Making more than your required minimum payment can help you pay off debts more quickly and save money in interest charges. Earmark unanticipated funds, such as your tax return or a bonus, for debt payments.

What is the minimum payment on a $20,000 credit card? ›

Let's say you have a balance of $20,000, and your credit card's APR is 20%, which is near the current average. If your card issuer uses the interest plus 1% calculation method, your minimum payment will be $533.33. That's quite a bit of money to pay for your credit card bill every month.

How to pay off credit card debt when you have no money? ›

  1. Using a balance transfer credit card. ...
  2. Consolidating debt with a personal loan. ...
  3. Borrowing money from family or friends. ...
  4. Paying off high-interest debt first. ...
  5. Paying off the smallest balance first. ...
  6. Bottom line.

How to get rid of large credit card debt? ›

Here are six ways to get out of credit card debt.
  1. Create a Payment Strategy. Developing a credit card strategy can give you more control over repaying your debt. ...
  2. Pay More Than the Minimum Payment. ...
  3. Debt Consolidation.
  4. Negotiate With Your Creditors. ...
  5. Review Your Spending and Have a Household Budget. ...
  6. Seek Debt Relief Assistance.
Nov 20, 2023

Why is credit card debt so hard to pay off? ›

Remember, though: Banks make money off the interest they charge each billing period, so the longer it takes you to pay, the more money they make. The average amount of credit card interest being paid is rising as a result of Federal Reserve rate hikes and increasing amounts of revolving credit card debt.

How quickly can I pay off $25,000? ›

$25,000 at 20%: Your minimum payment would be $666.67 per month and it would take 437 months to pay off $25,000 at 20% interest. You would pay $41,056.85 in interest over the life of the debt.

How to pay off debt when you live paycheck to paycheck? ›

Tips for Getting Out of Debt When You're Living Paycheck to Paycheck
  1. Tip #1: Don't wait. ...
  2. Tip #2: Pay close attention to your budget. ...
  3. Tip #3: Increase your income. ...
  4. Tip #4: Start an emergency fund – even if it's just pennies. ...
  5. Tip #5: Be patient.

How to wipe credit card debt? ›

Filing for Chapter 7 bankruptcy could discharge (forgive) all of your credit card debt. However, bankruptcy should only be considered as a last resort option due to the lasting damage it will cause to your credit. Bankruptcy will remain on your credit for up to 10 years after the filing date.

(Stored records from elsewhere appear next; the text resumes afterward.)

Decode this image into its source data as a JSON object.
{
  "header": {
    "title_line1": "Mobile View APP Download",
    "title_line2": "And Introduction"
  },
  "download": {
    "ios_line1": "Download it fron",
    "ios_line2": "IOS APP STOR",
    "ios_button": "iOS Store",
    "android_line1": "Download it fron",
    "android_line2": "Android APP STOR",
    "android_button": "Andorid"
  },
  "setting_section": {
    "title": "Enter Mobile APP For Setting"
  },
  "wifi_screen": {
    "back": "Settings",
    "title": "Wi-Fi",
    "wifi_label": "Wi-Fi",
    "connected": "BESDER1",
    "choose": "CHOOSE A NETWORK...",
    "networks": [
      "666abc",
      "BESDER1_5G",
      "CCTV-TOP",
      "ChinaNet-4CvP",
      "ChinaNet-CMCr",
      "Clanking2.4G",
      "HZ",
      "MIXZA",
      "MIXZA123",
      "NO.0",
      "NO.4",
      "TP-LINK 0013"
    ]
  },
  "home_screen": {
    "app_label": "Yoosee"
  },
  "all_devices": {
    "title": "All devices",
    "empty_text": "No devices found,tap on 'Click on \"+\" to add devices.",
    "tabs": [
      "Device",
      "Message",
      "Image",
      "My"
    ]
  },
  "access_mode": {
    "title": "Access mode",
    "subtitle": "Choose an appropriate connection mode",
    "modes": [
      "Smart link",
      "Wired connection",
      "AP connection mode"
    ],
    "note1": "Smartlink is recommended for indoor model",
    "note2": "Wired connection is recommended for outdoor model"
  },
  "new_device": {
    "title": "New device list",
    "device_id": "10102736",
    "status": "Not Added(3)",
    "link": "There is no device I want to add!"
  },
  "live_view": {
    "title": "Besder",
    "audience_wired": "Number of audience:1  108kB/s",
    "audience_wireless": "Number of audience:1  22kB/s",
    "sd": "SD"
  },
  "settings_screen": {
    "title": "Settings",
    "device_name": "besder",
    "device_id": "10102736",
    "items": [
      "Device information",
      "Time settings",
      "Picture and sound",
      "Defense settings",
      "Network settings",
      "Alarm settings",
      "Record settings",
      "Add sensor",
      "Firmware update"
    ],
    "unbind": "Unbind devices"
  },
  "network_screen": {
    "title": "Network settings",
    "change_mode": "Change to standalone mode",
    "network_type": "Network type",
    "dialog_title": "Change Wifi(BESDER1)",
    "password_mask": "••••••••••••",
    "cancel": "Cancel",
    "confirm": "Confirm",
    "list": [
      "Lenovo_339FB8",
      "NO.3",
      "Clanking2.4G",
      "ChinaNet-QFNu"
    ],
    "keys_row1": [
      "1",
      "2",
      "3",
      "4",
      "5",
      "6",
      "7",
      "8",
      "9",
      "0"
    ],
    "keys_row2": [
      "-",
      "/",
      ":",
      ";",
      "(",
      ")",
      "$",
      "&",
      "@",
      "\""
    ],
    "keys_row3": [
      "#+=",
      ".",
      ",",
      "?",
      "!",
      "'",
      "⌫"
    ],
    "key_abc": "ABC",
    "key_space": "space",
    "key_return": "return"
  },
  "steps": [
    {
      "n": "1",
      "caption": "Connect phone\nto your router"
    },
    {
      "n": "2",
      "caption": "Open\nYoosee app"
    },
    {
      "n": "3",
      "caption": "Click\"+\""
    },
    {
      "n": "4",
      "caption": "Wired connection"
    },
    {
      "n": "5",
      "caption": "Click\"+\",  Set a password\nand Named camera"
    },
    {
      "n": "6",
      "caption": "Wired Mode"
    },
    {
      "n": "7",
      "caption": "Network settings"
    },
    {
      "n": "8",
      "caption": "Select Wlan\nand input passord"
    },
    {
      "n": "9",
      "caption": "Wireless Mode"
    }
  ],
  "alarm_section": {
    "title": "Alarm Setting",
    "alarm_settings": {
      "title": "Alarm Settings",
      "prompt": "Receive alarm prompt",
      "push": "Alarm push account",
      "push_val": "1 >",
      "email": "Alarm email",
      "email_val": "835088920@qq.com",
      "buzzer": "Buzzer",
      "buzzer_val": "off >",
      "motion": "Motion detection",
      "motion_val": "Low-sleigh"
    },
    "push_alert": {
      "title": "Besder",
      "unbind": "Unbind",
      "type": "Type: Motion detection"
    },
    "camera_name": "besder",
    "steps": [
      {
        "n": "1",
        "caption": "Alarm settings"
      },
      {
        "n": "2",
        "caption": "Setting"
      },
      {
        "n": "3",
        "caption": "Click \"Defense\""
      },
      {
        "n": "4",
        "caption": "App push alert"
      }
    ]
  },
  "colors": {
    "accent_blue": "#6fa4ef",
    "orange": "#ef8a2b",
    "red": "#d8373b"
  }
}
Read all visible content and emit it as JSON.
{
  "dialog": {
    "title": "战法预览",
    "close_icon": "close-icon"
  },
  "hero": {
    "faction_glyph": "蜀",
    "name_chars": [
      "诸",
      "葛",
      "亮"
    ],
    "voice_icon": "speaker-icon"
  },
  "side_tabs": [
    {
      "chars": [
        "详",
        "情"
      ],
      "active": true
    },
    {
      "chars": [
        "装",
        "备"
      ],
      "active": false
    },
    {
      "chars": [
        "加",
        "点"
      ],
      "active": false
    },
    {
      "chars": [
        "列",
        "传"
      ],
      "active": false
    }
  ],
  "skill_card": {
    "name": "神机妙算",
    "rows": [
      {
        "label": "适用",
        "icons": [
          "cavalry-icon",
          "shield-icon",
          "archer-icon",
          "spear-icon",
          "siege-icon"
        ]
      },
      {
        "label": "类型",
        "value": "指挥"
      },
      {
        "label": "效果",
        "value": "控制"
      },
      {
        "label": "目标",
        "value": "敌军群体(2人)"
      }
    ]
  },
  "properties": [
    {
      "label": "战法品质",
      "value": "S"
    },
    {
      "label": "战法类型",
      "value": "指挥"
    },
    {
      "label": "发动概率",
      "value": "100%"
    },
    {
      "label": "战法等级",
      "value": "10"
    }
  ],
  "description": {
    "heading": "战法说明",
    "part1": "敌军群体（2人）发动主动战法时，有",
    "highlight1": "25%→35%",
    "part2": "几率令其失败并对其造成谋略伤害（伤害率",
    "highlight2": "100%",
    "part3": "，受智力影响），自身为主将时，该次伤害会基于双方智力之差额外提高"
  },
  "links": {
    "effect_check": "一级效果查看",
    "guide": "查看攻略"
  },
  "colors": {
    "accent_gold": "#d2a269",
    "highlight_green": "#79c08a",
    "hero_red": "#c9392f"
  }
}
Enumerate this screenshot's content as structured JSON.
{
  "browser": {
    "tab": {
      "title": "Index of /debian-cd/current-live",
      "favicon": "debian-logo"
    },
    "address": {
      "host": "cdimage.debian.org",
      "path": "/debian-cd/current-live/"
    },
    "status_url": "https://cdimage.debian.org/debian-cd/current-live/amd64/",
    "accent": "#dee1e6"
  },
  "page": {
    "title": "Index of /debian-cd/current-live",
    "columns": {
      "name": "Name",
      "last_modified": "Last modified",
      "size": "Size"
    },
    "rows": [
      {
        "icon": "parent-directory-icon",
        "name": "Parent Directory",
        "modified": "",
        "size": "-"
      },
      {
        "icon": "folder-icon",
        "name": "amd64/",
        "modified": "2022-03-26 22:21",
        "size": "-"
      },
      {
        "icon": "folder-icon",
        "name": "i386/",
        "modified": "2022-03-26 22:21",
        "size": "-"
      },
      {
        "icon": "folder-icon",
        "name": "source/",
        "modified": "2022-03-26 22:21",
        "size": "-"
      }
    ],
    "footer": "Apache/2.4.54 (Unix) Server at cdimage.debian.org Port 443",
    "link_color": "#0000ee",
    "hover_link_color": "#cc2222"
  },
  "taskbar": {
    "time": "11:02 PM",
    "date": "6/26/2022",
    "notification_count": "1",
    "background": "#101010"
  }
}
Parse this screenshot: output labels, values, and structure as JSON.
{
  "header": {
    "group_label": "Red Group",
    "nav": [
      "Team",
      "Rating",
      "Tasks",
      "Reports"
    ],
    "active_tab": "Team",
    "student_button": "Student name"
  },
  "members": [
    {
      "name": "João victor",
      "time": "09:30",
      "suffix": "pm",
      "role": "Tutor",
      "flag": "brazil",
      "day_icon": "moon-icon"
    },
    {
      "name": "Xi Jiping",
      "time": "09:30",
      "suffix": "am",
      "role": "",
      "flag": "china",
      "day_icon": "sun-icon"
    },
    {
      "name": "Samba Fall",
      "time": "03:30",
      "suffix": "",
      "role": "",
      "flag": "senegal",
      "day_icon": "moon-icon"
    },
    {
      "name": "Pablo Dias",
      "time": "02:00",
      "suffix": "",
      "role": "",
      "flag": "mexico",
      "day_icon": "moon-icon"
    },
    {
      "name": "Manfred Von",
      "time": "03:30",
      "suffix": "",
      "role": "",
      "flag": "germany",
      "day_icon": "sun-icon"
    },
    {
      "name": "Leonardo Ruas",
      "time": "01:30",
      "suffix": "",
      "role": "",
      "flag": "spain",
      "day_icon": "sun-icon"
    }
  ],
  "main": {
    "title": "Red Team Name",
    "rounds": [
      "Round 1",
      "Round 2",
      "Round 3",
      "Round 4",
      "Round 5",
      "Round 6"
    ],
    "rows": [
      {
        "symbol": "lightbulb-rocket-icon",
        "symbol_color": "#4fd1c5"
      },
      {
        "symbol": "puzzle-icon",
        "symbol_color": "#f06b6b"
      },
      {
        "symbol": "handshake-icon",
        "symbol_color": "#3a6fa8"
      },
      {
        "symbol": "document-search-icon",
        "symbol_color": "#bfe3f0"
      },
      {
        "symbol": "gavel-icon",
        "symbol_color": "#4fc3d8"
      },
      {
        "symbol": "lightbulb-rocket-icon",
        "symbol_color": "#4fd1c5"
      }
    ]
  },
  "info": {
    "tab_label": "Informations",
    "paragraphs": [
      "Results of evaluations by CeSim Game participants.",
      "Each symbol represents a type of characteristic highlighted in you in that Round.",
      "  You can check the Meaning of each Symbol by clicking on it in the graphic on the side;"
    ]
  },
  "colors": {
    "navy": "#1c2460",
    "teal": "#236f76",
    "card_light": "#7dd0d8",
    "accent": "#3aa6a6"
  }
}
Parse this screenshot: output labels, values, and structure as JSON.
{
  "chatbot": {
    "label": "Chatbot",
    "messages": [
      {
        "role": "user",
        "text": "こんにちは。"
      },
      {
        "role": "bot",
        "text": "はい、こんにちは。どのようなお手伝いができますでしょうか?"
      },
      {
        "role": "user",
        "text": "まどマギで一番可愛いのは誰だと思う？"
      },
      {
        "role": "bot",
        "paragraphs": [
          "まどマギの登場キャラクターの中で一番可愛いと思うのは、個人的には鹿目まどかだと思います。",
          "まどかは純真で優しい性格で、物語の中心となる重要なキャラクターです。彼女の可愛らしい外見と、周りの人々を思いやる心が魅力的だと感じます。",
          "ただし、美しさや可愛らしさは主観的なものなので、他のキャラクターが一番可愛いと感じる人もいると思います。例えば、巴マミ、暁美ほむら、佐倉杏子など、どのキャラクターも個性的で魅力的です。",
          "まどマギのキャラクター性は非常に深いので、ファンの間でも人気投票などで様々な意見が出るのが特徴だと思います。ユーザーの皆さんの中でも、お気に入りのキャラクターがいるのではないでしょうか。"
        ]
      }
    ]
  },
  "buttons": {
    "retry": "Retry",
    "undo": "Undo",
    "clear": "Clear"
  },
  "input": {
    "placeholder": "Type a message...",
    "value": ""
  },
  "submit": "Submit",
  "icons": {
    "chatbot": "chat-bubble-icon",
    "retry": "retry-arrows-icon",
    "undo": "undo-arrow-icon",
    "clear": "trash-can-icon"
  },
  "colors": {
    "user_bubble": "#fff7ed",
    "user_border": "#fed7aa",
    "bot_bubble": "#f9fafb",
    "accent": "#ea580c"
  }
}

How to get rid of $15,000 credit card debt? ›

Here are four ways you can pay off $15,000 in credit card debt quickly.
  1. Take advantage of debt relief programs.
  2. Use a home equity loan to cut the cost of interest.
  3. Use a 401k loan.
  4. Take advantage of balance transfer credit cards with promotional interest rates.
Nov 1, 2023

How fast can I pay off 10k in credit card debt? ›

1% of the balance plus interest: It would take 29.5 years or 354 months to pay off $10,000 in credit card debt making only minimum payments. You would pay a total of $19,332.21 in interest over that period.

Is $15000 in credit card debt a lot? ›

It's not at all uncommon for households to be swimming in more that twice as much credit card debt. But just because a $15,000 balance isn't rare doesn't mean it's a good thing. Credit card debt is seriously expensive. Most credit cards charge between 15% and 29% interest, so paying down that debt should be a priority.

How to pay off credit card debt asap? ›

Strategies to help pay off credit card debt fast
  1. Review and revise your budget. ...
  2. Make more than the minimum payment each month. ...
  3. Target one debt at a time. ...
  4. Consolidate credit card debt. ...
  5. Contact your credit card provider.

Top Articles
Latest Posts
Article information

Author: Zonia Mosciski DO

Last Updated:

Views: 5651

Rating: 4 / 5 (51 voted)

Reviews: 90% of readers found this page helpful

Author information

Name: Zonia Mosciski DO

Birthday: 1996-05-16

Address: Suite 228 919 Deana Ford, Lake Meridithberg, NE 60017-4257

Phone: +2613987384138

Job: Chief Retail Officer

Hobby: Tai chi, Dowsing, Poi, Letterboxing, Watching movies, Video gaming, Singing

Introduction: My name is Zonia Mosciski DO, I am a enchanting, joyous, lovely, successful, hilarious, tender, outstanding person who loves writing and wants to share my knowledge and understanding with you.